To learn more about how we can create a platform customized for your community health organization, housing provider, nonprofit, or agency, schedule a demo with us today.

Frequently Asked Questions

Housing programs can operationalize a Housing First approach by removing barriers to entry and moving people into stable housing as quickly as possible, with services following placement rather than preceding it. Prioritize rapid placement over readiness requirements, and build the infrastructure to connect clients to behavioral health, substance use, and other support services once they are housed. Case management software helps teams assess vulnerability, build individualized care plans, and coordinate with service providers so that placement and follow-up care happen without unnecessary delays.

Case management workflows prevent returns to homelessness by keeping teams on top of the deadlines, follow-ups, and changing client needs that determine whether someone stays housed. Recertifications, document collection, and inspections all carry hard deadlines that, if missed, can put housing at risk. When these workflows live in a shared platform, case managers can track progress, receive automated reminders, and pass information between providers without losing critical details.

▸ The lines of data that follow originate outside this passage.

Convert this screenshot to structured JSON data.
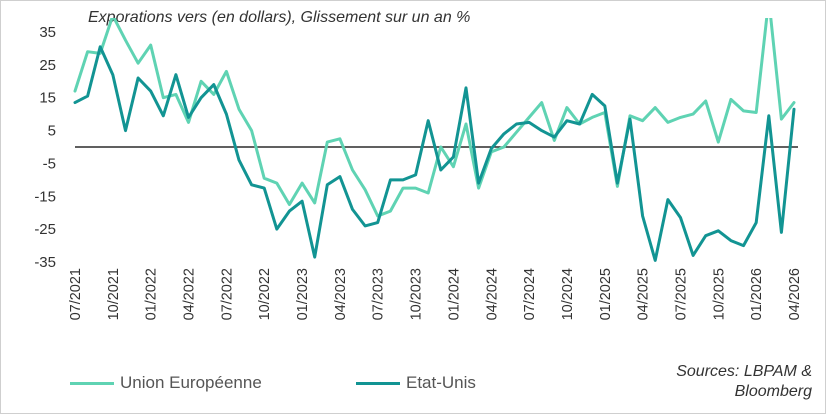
{
  "chart_data": {
    "type": "line",
    "title": "Exporations vers (en dollars), Glissement sur un an %",
    "ylim": [
      -35,
      35
    ],
    "yticks": [
      35,
      25,
      15,
      5,
      -5,
      -15,
      -25,
      -35
    ],
    "grid": false,
    "legend_placement": "bottom",
    "xticks": [
      "07/2021",
      "10/2021",
      "01/2022",
      "04/2022",
      "07/2022",
      "10/2022",
      "01/2023",
      "04/2023",
      "07/2023",
      "10/2023",
      "01/2024",
      "04/2024",
      "07/2024",
      "10/2024",
      "01/2025",
      "04/2025",
      "07/2025",
      "10/2025",
      "01/2026",
      "04/2026"
    ],
    "x": [
      "07/2021",
      "08/2021",
      "09/2021",
      "10/2021",
      "11/2021",
      "12/2021",
      "01/2022",
      "02/2022",
      "03/2022",
      "04/2022",
      "05/2022",
      "06/2022",
      "07/2022",
      "08/2022",
      "09/2022",
      "10/2022",
      "11/2022",
      "12/2022",
      "01/2023",
      "02/2023",
      "03/2023",
      "04/2023",
      "05/2023",
      "06/2023",
      "07/2023",
      "08/2023",
      "09/2023",
      "10/2023",
      "11/2023",
      "12/2023",
      "01/2024",
      "02/2024",
      "03/2024",
      "04/2024",
      "05/2024",
      "06/2024",
      "07/2024",
      "08/2024",
      "09/2024",
      "10/2024",
      "11/2024",
      "12/2024",
      "01/2025",
      "02/2025",
      "03/2025",
      "04/2025",
      "05/2025",
      "06/2025",
      "07/2025",
      "08/2025",
      "09/2025",
      "10/2025",
      "11/2025",
      "12/2025",
      "01/2026",
      "02/2026",
      "03/2026",
      "04/2026"
    ],
    "series": [
      {
        "name": "Union Européenne",
        "color": "#5fd3b3",
        "values": [
          17,
          29,
          28.5,
          40,
          32.5,
          25.5,
          31,
          15,
          16,
          7.5,
          20,
          16,
          23,
          11.5,
          5,
          -9.5,
          -11,
          -17.5,
          -11,
          -17,
          1.5,
          2.5,
          -7,
          -13,
          -21,
          -19.5,
          -12.5,
          -12.5,
          -14,
          0,
          -6,
          7,
          -12.5,
          -1.5,
          0,
          4.5,
          9,
          13.5,
          2,
          12,
          7,
          9,
          10.5,
          -12,
          9.5,
          8,
          12,
          7.5,
          9,
          10,
          14,
          1.5,
          14.5,
          11,
          10.5,
          45,
          8.5,
          13.5
        ]
      },
      {
        "name": "Etat-Unis",
        "color": "#129493",
        "values": [
          13.5,
          15.5,
          30.5,
          22,
          5,
          21,
          17,
          9.5,
          22,
          9,
          15,
          19,
          10,
          -4,
          -11.5,
          -12.5,
          -25,
          -19.5,
          -16.5,
          -33.5,
          -11.5,
          -9,
          -19,
          -24,
          -23,
          -10,
          -10,
          -8.5,
          8,
          -7,
          -3,
          18,
          -11,
          -0.5,
          4,
          7,
          7.5,
          5,
          3,
          8,
          7,
          16,
          12.5,
          -11,
          8.5,
          -21,
          -34.5,
          -16,
          -21.5,
          -33,
          -27,
          -25.5,
          -28.5,
          -30,
          -23,
          9.5,
          -26,
          11.5
        ]
      }
    ]
  },
  "legend": {
    "eu_label": "Union Européenne",
    "us_label": "Etat-Unis"
  },
  "source": {
    "line1": "Sources: LBPAM &",
    "line2": "Bloomberg"
  }
}
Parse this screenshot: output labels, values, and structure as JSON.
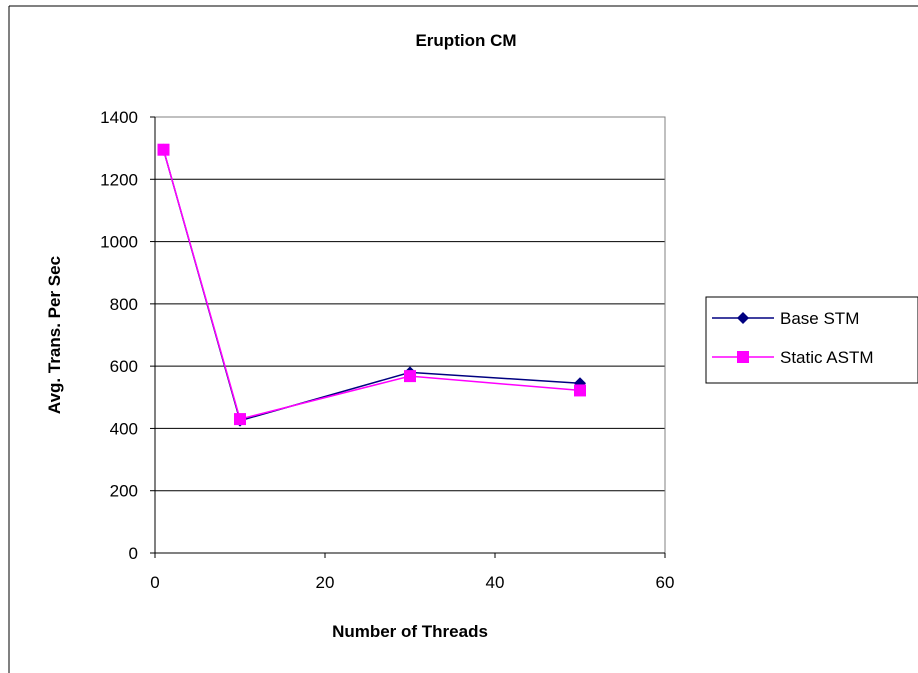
{
  "chart_data": {
    "type": "line",
    "title": "Eruption CM",
    "xlabel": "Number of Threads",
    "ylabel": "Avg. Trans. Per Sec",
    "xlim": [
      0,
      60
    ],
    "ylim": [
      0,
      1400
    ],
    "xticks": [
      0,
      20,
      40,
      60
    ],
    "yticks": [
      0,
      200,
      400,
      600,
      800,
      1000,
      1200,
      1400
    ],
    "grid": "horizontal",
    "legend_position": "right",
    "series": [
      {
        "name": "Base STM",
        "color": "#000080",
        "marker": "diamond",
        "x": [
          1,
          10,
          30,
          50
        ],
        "y": [
          1295,
          425,
          580,
          545
        ]
      },
      {
        "name": "Static ASTM",
        "color": "#ff00ff",
        "marker": "square",
        "x": [
          1,
          10,
          30,
          50
        ],
        "y": [
          1295,
          430,
          568,
          522
        ]
      }
    ]
  }
}
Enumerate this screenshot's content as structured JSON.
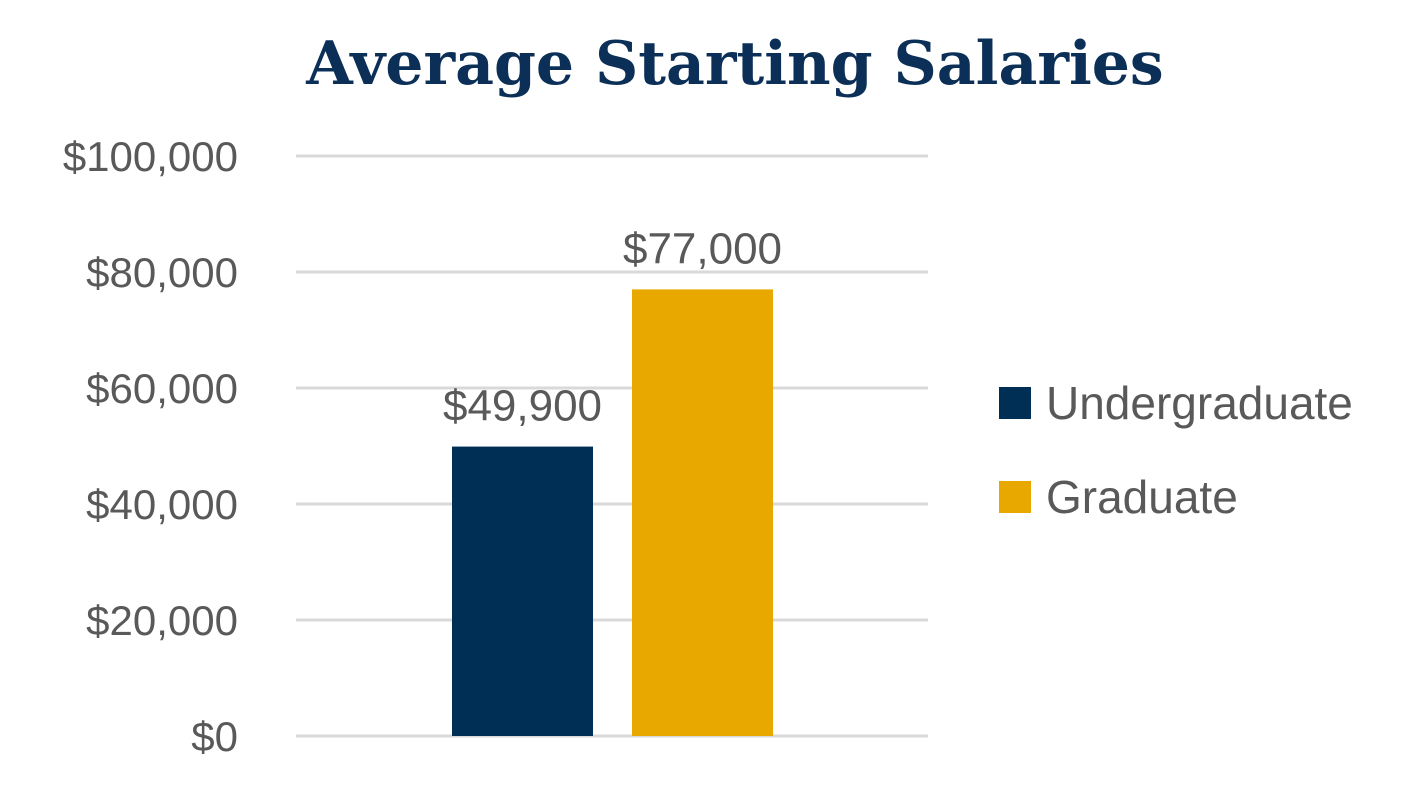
{
  "colors": {
    "title": "#0b2f57",
    "text": "#595959",
    "grid": "#d9d9d9",
    "undergraduate": "#002f56",
    "graduate": "#e9a800"
  },
  "chart_data": {
    "type": "bar",
    "title": "Average Starting Salaries",
    "xlabel": "",
    "ylabel": "",
    "ylim": [
      0,
      100000
    ],
    "yticks": [
      0,
      20000,
      40000,
      60000,
      80000,
      100000
    ],
    "ytick_labels": [
      "$0",
      "$20,000",
      "$40,000",
      "$60,000",
      "$80,000",
      "$100,000"
    ],
    "grid": true,
    "legend_position": "right",
    "series": [
      {
        "name": "Undergraduate",
        "values": [
          49900
        ],
        "data_label": "$49,900",
        "color": "#002f56"
      },
      {
        "name": "Graduate",
        "values": [
          77000
        ],
        "data_label": "$77,000",
        "color": "#e9a800"
      }
    ]
  }
}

Housing and health partners can coordinate around health-related social needs by working from shared information and maintaining clear communication about each client's full picture. When providers across housing support services, healthcare, and behavioral health can access the same case notes, referral statuses, and care plans, they are better positioned to address needs like food insecurity, lack of transportation, and limited social support alongside housing.

The metrics that best demonstrate progress toward SDOH housing stability track both placement outcomes and what happens after a client is housed. These include:

  • How quickly clients move into stable housing
  • How long they remain housed
  • Whether referrals to support services were completed
  • Whether critical deadlines like recertifications were met on time

Case management platforms like PlanStreet can pull this data together to help organizations monitor outcomes and demonstrate program impact to funders and grantors.